Elasticidade de linguagem, agilidade em fazer analogias: característica do brasileiro. Semelhanças de alma do brasileiro com os russos

Santo do Dia, 20 de fevereiro de 1969

A D V E R T Ê N C I A

O presente texto é adaptação de transcrição de gravação de conferência do Prof. Plinio Corrêa de Oliveira a sócios e cooperadores da TFP, mantendo portanto o estilo verbal, e não foi revisto pelo autor.

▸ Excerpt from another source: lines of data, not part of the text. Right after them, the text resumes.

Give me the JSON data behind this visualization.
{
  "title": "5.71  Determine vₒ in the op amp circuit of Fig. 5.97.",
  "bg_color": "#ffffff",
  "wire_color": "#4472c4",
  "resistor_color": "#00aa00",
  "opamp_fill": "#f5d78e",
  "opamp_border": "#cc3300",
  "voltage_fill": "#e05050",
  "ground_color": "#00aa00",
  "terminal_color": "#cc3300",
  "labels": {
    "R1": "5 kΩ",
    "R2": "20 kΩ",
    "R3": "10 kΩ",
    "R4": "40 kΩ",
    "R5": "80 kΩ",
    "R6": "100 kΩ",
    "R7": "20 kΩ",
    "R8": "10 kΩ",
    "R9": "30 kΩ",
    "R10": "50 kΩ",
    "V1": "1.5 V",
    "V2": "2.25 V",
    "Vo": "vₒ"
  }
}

Se o Prof. Plinio Corrêa de Oliveira estivesse entre nós, certamente pediria que se colocasse explícita menção a sua filial disposição de retificar qualquer discrepância em relação ao Magistério tradicional da Igreja. É o que fazemos aqui constar, com suas próprias palavras, como homenagem a tão belo e constante estado de espírito:

“Católico apostólico romano, o autor deste texto  se submete com filial ardor ao ensinamento tradicional da Santa Igreja. Se, no entanto,  por lapso, algo nele ocorra que não esteja conforme àquele ensinamento, desde já e categoricamente o rejeita”.

As palavras “Revolução” e “Contra-Revolução”, são aqui empregadas no sentido que lhes dá o Prof. Plinio Corrêa de Oliveira em seu livro “Revolução e Contra-Revolução“, cuja primeira edição foi publicada no Nº 100 de “Catolicismo”, em abril de 1959.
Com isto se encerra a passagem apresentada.